Andrej Karpathy, former head of AI at Tesla, believes we are witnessing a seismic shift in software. In a talk titled “Software Is Changing (Again)” at YC AI Startup School, Karpathy introduced the concept of Software 3.0, where large language models (LLMs) make neural networks programmable via natural language. “Neural networks have become programmable with large language models… it’s a new kind of computer,” he said.
Karpathy traced the evolution from traditional coding (Software 1.0) to training neural networks (Software 2.0), and now to prompt-based programming (Software 3.0), where tools like ChatGPT are changing the interface of computation itself. Highlighting his own creations like MenuGen and Gitingest, he emphasized that LLMs are not just tools—they are “people spirits,” powerful yet fallible systems that require “human-in-the-loop” oversight.

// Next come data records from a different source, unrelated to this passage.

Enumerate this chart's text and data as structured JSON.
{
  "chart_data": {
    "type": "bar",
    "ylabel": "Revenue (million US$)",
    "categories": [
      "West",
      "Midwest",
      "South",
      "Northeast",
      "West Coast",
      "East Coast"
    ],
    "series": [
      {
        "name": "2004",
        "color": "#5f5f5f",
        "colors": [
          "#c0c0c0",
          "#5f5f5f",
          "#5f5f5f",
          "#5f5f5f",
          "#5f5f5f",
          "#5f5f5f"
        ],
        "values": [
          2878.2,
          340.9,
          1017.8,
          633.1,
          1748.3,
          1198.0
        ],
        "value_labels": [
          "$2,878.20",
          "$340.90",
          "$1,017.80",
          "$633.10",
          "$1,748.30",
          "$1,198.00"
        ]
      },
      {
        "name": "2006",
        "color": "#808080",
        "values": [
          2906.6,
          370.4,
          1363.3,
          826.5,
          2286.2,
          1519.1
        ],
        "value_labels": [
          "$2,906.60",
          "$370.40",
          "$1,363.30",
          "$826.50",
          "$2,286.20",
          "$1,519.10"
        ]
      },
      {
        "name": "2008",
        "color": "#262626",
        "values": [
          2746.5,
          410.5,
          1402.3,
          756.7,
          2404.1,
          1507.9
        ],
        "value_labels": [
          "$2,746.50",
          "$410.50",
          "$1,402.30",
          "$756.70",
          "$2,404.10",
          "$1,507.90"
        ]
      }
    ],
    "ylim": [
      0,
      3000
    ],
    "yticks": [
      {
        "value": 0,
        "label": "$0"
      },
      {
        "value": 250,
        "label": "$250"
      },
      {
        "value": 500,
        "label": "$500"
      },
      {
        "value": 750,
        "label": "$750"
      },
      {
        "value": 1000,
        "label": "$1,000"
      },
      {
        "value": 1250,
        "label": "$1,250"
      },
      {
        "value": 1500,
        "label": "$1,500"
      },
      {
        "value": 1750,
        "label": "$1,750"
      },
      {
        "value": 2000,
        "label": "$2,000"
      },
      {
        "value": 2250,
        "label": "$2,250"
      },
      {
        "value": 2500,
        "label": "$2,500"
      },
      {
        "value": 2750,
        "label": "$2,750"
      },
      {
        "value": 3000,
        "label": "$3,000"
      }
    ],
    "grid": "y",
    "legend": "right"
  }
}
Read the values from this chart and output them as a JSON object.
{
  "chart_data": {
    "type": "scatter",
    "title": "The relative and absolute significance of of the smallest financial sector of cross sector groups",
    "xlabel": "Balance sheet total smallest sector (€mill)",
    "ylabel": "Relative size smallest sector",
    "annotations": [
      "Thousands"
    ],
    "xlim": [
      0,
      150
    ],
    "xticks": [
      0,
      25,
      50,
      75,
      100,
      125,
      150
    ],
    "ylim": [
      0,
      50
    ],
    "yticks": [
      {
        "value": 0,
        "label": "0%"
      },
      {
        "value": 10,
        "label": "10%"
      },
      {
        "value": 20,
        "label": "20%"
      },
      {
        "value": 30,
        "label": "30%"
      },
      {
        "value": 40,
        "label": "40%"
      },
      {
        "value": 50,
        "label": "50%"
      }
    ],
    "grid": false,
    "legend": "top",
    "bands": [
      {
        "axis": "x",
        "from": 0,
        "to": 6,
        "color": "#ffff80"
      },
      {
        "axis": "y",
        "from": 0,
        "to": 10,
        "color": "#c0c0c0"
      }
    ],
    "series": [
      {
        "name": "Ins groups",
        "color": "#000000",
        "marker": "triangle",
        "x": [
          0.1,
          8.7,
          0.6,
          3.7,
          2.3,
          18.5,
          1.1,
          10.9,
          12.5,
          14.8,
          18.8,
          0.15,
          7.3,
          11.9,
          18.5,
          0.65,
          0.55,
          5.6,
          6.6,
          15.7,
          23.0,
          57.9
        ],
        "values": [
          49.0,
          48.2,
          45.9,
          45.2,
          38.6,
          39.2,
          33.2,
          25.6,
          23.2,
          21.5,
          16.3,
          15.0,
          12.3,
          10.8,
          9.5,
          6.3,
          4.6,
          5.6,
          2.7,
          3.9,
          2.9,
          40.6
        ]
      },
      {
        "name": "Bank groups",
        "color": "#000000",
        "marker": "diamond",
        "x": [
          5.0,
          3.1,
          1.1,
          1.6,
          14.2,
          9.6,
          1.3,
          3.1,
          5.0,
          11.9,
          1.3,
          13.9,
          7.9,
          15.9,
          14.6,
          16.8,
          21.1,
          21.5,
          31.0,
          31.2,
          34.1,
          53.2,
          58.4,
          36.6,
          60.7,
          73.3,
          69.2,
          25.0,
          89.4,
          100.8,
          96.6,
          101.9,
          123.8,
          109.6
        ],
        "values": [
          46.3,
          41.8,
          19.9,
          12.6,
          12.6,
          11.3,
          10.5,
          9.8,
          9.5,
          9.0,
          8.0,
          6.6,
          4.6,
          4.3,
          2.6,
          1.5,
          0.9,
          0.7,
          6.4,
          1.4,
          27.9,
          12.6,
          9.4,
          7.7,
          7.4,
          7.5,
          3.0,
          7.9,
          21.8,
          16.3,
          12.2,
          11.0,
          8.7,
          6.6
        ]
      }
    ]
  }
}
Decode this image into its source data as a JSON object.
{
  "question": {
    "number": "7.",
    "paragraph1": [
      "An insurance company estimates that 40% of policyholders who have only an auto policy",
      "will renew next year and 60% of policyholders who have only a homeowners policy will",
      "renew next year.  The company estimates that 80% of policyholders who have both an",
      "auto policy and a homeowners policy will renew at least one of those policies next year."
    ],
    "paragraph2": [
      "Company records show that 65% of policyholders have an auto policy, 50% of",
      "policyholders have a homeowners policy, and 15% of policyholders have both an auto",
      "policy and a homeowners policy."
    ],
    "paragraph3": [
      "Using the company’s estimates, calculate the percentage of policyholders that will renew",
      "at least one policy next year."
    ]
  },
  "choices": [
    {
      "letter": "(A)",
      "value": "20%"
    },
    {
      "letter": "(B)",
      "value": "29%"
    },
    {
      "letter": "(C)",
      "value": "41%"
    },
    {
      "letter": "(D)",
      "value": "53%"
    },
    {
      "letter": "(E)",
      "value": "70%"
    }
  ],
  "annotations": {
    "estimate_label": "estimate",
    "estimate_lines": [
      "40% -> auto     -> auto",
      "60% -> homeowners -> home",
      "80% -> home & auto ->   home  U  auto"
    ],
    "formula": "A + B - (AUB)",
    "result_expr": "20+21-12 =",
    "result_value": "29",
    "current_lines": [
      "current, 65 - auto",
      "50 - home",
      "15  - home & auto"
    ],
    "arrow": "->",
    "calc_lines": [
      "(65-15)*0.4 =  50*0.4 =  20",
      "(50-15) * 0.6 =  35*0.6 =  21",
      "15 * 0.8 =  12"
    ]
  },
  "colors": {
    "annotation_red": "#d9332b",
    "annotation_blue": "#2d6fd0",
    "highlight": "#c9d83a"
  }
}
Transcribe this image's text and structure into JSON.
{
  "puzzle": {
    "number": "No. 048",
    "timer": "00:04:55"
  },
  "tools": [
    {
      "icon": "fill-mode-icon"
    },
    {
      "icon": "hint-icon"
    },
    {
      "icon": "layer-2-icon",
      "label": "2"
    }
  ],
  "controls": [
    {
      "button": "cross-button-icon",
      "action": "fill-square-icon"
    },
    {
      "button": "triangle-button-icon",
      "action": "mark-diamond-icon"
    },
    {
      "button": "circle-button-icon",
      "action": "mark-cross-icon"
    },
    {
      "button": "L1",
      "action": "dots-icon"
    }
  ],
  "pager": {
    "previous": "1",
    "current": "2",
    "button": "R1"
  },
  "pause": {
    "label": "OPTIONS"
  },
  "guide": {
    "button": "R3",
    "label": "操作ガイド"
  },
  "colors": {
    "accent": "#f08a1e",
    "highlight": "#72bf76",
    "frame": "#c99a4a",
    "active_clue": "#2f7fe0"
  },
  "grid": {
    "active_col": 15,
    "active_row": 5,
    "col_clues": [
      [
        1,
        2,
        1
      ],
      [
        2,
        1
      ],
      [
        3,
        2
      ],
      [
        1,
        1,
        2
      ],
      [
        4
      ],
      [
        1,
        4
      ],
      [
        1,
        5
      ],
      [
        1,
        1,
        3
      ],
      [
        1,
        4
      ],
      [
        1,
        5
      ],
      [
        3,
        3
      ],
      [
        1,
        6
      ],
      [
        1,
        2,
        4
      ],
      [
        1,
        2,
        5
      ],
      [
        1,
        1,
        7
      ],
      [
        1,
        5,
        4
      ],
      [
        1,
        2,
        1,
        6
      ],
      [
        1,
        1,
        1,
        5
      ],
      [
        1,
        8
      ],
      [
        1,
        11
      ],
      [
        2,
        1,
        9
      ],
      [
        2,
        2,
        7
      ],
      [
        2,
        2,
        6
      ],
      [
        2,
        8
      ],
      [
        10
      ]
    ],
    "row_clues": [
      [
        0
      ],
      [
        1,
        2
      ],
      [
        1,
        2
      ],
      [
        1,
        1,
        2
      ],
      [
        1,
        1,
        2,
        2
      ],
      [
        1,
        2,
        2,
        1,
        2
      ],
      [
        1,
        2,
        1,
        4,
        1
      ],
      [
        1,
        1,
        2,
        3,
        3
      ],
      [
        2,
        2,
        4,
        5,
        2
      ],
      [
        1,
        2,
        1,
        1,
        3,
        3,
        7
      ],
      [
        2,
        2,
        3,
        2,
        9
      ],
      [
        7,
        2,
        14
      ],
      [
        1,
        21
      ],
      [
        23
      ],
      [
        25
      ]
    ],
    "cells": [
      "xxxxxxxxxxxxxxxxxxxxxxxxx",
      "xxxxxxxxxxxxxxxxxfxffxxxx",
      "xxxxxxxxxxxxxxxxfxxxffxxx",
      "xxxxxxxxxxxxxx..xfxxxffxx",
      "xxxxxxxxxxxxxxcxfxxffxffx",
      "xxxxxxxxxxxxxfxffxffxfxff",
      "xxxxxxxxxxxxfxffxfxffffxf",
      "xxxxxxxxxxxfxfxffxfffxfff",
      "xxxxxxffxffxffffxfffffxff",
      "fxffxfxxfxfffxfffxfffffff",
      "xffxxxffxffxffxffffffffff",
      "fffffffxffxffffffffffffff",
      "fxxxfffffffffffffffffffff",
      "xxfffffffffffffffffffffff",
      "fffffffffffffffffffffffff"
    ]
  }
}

Cautioning against AI agent hype, Karpathy warned, “We have to keep the AI on the leash,” and criticized declarations like ‘2025 is the year of agents’, arguing that true autonomy is a decade-long journey. He urged developers to build augmented systems that empower humans, rather than fully autonomous agents that sideline them.
Comparing LLMs to CPUs and cloud-based utilities, Karpathy said we’re back in the “1960s of computing,” relying on centralised cloud power while waiting for the age of local, personal LLMs. Until then, LLMs act as the internet’s programmable intelligence layer—metaphorically delivering “electricity,” but with the capacity to reshape every corner of software development.